Наташа была из тех людей, которые в любой проблеме ищут повод для оптимизма, а не лазейку для пессимизма.

Она знала, что в каждом десятилетии свое представление о любви. До двадцати одно, до тридцати другое, до сорока третье и т. д. Поэтому в их взаимности заложено не непонимание, а разный возрастной взгляд на одно и тоже.

Утром опять автобус, опять дорога, опять работа.

В Феодосии все складывалось, как нельзя неудачно. Руководитель турфирмы уехал в Киев, а остальные, естественно, не спешили работать. К 11 часам, наконец, собрались. Договорившись, что через два часа вернется за оформленными, напечатанными и подписанными договорами, Наташа пошла по городу. Хорошо, что у наших людей есть необъяснимое чувство юмора, которое частенько украшает жизнь. Завернув за угол, она увидела «хибару», которую еще лет десять назад не мешало бы снести. Единственно, что ее украшало — это дверь, рядом с которой по вертикали было написано «нотариус», а по горизонтали «гинеколог». При том, абсолютно одинаковым шрифтом. Больше никаких опознавательных знаков. Ну, как тут не улыбнуться. А в пицерии, куда зашла позавтракать, висел то ли призыв, то ли предупреждение, то ли угроза — «за столы без нужды не садиться». Этого было достаточно, чтобы дважды с удовольствием улыбнуться. Последняя капля в удовольствии — название частной клиники: «Небосвод».

Но мысли, все равно, возвращались к Кириллу. От нее не ускользнули заинтересованные и удивленные взгляды девушек, обращенные к нему. Наташа, в общем-то, и поспешила пригласить на танец, увидев очень решительную девушку по имени Яна, направляющуюся к ним. Но не к ней же. И конечно же, обычное женское чувство частной собственности, пусть на один вечер, взыграло. Почему она опять об этом вспомнила? Ведь по большому счету, вспоминать-то нечего.

У каждого человека в жизни, конечно же, бывают моменты, может не самые важные, которые врезаются в память намертво.
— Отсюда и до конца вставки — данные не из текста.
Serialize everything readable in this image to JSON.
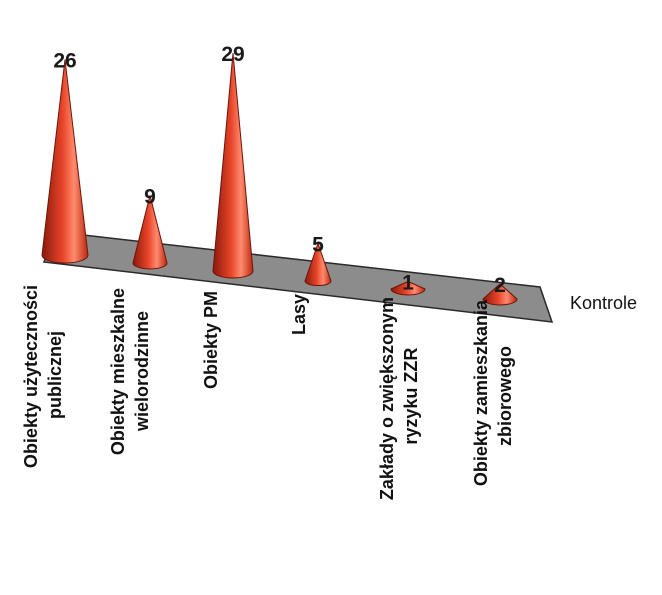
{
  "chart_data": {
    "type": "bar",
    "style": "3d-cone",
    "categories": [
      [
        "Obiekty użyteczności",
        "publicznej"
      ],
      [
        "Obiekty mieszkalne",
        "wielorodzinne"
      ],
      [
        "Obiekty PM"
      ],
      [
        "Lasy"
      ],
      [
        "Zakłady o zwiększonym",
        "ryzyku ZZR"
      ],
      [
        "Obiekty zamieszkania",
        "zbiorowego"
      ]
    ],
    "series": [
      {
        "name": "Kontrole",
        "values": [
          26,
          9,
          29,
          5,
          1,
          2
        ]
      }
    ],
    "data_labels": [
      "26",
      "9",
      "29",
      "5",
      "1",
      "2"
    ],
    "ylim": [
      0,
      29
    ],
    "grid": false,
    "colors": {
      "cone": "#e8452a",
      "cone_dark": "#8a1a0c",
      "cone_light": "#ff9a80",
      "floor": "#8c8c8c",
      "floor_edge": "#2a2a2a"
    }
  }
}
Она помнила, как двенадцатилетней девочкой поехала с отцом и друзьями на охоту. В общем-то, это была даже не охота, а однодневный отдых на берегу реки, в лесу, с удочками и одним охотничьим ружьем на всех. В тот момент, когда уже варилась уха из сома и все в ожидании обеда, кто-то увидел диких уток. Но ружье в не очень трезвых руках ранило не утку, а маленькую красавицу-горлицу. Наташа всю жизнь помнила, как папа расстроился, побежал в траву, взял ее в ладонь, а потом отдал ей. Впервые за двенадцатилетнюю жизнь она увидела смерть. Птица открывала глаза и закрывала, тяжело дышала, а потом закрыла их совсем. То ли маленький ветерок смерти, то ли первое очень сильное чувство жалости, то ли одно и другое. Но память запечатлела намертво.

Зимний вечер, дома никого, а на улице ветер несет поземку, темно. Видимо, у нее уже тогда наступил возраст, когда находится любой повод для тоски. Вот эта поземка по дороге, освещенной луной, и чувство необъяснимой тоски врезалось в память навсегда.

Но один случай запомнился чувством ужаса, которое сопровождало ее при воспоминании о нем.

На небольшой железнодорожной станции она не смогла купить билет на проходящий поезд, который стоял пару минут. Остановившись у открытого вагона, попросила проводницу взять без билета, та согласилась, но не открыла крышку, закрывавшую ступени. Наташа бросила сумку, ухватилась за поручни, и в этот момент почувствовала, что они покрыты льдом, они скользят. А поезд начал очень медленно двигаться. Она и потом, через многие годы, так и не поняла, откуда взялась ловкость с больной-то ногой, как не помешала шуба. Но влезла. Проводница стояла, смотрела, но даже не шелохнулась, чтобы помочь. Один раз она разжала руку — тогда, держась за поручни троллейбуса. Здесь была та же ситуация, только хуже. Здесь было не одно колесо, а много. И уж точно никакой помощи.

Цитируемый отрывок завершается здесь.